Directed by Nedra Bloom
Based on Cervantes’ epic 17th-century novel Don Quixote, Man of La Mancha is a remarkable, poignant, moving musical that was one of the first shows to musicalize a piece of historical literature.
Set in the context of the Spanish Inquisition, Man of La Mancha is presented as a play-within-a-play. We encounter historical author Miguel de Cervantes in prison, awaiting trial by the Inquisition. When his fellow prisoners try to take Cervantes’ belongings from him, including his manuscript, Cervantes proposes a trial in which he proves the merit of the manuscript through a reenactment, enlisting his fellow prisoners as characters in his play.
Together, they tell the story of the aged Alonso Quijana, who believes himself to be a knight errant, names himself Don Quixote, and pursues an obsessive quest to attain an impossible dream. Against all odds, Quixote and his trusty squire, Sancho Panza, take to the road in a quest to chivalry, seeking out the good and innocent in a world filled with darkness and despair.

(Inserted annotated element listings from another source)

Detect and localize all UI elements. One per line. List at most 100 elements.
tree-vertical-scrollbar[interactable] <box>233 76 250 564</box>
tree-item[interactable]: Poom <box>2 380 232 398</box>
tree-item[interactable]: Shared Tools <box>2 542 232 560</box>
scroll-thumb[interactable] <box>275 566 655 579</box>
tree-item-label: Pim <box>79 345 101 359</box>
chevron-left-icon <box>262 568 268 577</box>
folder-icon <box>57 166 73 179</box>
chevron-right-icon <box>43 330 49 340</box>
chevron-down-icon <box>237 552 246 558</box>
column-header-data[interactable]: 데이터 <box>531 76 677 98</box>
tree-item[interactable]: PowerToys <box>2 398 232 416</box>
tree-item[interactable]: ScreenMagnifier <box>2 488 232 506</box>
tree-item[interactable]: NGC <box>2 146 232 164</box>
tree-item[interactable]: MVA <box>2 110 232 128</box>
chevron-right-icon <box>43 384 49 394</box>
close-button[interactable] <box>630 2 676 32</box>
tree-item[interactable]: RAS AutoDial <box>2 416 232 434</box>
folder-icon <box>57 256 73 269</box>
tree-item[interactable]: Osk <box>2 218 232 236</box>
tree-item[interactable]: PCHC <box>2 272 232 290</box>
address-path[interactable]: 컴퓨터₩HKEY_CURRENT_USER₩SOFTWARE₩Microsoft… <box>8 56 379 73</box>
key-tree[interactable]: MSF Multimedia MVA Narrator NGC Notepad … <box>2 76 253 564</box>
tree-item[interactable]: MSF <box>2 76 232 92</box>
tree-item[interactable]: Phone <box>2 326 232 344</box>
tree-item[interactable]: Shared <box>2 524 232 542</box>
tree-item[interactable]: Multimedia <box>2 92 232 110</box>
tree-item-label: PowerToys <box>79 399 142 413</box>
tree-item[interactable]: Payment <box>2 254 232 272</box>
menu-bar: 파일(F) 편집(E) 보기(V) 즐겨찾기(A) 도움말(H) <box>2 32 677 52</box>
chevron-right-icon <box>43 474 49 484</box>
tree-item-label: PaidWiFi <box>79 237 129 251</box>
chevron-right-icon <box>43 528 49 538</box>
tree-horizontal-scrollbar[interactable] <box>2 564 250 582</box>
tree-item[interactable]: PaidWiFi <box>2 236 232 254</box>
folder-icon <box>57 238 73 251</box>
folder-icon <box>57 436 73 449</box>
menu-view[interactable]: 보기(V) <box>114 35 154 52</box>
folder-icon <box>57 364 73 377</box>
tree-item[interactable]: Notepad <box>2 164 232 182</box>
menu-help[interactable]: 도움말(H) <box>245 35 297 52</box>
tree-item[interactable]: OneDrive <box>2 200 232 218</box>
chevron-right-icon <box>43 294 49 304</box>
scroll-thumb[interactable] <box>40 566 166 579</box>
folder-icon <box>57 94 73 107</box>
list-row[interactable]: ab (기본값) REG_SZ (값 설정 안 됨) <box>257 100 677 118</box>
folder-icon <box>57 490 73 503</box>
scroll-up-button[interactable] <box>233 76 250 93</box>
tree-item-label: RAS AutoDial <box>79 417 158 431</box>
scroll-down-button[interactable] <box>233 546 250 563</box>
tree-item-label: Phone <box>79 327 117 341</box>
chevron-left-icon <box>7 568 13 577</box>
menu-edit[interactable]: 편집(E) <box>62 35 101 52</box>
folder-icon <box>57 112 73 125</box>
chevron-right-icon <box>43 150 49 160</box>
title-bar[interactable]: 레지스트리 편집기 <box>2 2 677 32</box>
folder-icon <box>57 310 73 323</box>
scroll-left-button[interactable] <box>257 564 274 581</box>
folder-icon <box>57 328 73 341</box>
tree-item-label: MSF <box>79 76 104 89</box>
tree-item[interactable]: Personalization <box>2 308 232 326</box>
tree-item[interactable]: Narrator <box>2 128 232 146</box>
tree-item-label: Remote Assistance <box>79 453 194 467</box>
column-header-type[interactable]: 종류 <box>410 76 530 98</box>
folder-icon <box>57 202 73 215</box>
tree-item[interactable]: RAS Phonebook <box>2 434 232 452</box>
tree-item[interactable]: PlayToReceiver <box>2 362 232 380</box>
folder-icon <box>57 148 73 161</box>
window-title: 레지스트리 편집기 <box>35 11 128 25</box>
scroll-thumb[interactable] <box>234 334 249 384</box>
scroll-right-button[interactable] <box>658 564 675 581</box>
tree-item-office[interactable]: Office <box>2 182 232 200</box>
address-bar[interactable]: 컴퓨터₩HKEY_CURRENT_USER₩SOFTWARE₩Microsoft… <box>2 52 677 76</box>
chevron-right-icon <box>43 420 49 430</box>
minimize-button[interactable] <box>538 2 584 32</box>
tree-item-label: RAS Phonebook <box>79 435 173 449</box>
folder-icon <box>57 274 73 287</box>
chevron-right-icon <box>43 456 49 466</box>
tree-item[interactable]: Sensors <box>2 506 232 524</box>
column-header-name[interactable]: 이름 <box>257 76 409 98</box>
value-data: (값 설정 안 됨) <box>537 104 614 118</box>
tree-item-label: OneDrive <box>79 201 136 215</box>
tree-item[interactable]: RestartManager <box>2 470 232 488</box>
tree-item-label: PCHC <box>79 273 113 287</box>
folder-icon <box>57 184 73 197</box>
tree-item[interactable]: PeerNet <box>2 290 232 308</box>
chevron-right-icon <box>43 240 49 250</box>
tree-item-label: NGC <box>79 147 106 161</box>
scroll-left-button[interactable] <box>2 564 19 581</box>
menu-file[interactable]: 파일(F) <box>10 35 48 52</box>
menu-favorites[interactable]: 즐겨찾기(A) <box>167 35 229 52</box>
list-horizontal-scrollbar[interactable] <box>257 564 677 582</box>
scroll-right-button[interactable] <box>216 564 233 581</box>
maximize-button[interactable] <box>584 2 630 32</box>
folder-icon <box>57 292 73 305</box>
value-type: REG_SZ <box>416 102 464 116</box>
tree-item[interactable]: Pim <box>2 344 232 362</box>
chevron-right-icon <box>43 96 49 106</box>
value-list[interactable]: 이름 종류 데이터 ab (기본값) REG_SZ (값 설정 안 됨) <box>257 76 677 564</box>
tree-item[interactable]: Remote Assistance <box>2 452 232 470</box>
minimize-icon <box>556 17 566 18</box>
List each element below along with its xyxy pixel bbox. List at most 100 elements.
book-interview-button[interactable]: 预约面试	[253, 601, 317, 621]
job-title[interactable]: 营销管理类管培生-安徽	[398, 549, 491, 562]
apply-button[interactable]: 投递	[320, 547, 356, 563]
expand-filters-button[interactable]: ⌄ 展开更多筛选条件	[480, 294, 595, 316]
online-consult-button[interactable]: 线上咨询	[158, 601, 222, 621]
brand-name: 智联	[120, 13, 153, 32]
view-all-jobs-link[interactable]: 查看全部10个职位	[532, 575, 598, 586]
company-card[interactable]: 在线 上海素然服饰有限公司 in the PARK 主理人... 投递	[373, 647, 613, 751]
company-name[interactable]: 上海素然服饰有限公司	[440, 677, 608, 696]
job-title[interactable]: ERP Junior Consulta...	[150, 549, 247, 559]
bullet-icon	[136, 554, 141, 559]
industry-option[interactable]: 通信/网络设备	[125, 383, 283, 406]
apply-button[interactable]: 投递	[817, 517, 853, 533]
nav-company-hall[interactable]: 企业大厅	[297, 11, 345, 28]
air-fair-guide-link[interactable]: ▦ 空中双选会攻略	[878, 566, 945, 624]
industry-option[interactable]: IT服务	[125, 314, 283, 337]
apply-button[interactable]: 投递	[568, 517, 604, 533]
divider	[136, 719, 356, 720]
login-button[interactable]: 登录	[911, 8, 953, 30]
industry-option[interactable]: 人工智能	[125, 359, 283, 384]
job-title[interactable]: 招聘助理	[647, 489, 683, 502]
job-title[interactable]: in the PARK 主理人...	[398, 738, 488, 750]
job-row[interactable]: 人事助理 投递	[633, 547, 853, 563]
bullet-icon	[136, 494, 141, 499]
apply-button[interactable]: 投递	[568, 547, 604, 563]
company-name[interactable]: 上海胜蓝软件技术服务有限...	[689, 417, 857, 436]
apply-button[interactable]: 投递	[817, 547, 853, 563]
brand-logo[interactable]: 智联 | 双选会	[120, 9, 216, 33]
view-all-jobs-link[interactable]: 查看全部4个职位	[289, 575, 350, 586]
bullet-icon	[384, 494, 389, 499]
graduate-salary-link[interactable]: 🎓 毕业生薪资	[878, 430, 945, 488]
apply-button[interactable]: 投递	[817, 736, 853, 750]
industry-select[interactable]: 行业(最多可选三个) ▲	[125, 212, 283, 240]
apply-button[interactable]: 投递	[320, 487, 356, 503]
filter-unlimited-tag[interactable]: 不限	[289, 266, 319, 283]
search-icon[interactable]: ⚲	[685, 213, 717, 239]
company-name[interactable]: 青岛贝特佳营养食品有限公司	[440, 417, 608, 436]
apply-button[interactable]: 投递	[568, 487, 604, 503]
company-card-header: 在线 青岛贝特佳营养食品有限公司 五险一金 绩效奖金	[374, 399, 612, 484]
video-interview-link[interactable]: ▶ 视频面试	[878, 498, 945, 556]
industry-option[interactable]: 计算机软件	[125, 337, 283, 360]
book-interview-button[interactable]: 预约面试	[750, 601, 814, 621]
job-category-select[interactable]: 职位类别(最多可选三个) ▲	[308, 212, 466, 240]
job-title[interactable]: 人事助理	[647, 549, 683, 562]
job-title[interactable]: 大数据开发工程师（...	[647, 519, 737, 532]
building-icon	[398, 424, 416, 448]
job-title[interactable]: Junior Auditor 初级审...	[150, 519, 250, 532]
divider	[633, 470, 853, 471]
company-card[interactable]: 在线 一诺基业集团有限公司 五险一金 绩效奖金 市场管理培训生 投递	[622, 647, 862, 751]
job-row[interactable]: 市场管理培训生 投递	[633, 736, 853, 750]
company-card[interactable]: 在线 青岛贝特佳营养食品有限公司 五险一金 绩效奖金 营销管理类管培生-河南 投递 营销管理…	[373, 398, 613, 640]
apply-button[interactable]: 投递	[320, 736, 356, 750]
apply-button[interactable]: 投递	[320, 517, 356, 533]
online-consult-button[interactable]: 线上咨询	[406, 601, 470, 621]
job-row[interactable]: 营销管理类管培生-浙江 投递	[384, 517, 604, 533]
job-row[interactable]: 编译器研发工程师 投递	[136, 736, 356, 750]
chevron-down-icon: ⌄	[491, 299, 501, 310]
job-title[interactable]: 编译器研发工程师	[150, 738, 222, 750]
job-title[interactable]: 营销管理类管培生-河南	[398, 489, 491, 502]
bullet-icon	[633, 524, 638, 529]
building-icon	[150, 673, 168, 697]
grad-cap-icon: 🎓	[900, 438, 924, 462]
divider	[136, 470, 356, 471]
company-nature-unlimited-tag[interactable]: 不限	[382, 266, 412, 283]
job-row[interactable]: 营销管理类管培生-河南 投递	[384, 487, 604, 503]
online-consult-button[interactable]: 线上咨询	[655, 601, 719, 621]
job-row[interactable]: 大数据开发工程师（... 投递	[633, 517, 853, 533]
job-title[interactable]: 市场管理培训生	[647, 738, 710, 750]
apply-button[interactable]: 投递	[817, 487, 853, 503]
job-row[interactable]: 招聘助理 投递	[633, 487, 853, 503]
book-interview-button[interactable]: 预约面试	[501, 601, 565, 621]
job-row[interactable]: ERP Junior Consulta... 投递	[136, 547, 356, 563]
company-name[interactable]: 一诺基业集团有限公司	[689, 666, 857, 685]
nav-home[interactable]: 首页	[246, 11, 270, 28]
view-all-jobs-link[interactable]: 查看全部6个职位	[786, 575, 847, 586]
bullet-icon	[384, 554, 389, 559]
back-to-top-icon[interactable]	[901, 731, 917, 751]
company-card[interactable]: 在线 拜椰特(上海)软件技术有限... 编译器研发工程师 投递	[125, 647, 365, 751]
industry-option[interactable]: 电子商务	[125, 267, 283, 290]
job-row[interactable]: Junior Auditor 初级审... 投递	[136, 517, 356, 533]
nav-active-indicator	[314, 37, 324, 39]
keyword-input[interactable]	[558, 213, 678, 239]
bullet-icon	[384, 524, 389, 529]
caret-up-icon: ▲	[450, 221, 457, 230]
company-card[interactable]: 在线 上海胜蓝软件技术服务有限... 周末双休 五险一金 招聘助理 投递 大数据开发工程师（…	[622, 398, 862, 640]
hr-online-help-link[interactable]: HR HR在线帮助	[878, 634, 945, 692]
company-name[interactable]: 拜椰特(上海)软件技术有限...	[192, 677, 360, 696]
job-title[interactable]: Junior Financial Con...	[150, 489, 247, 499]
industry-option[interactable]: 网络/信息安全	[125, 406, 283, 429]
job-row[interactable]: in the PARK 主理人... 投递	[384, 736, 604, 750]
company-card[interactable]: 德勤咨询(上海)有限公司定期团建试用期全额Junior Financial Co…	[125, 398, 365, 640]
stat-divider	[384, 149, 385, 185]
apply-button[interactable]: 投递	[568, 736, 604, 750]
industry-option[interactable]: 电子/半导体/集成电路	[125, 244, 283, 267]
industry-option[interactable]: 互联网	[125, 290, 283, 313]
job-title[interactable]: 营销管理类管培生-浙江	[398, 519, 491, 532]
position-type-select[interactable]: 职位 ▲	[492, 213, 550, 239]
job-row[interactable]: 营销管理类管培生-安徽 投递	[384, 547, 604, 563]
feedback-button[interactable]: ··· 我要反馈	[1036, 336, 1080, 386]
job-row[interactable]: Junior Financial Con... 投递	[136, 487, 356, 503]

Through the story, all of the prisoners—at least for a moment—are transformed. The mad Don Quixote may think that a windmill is a giant and a tavern is a castle, but along the way he also transforms a wretched woman into a beautiful lady—and proves that an old man’s belief can truly make him a knight.
Man of La Mancha features such stirring songs as “Dulcinea” and the now-famous standard “Quest,” which is more famously known as “The Impossible Dream.”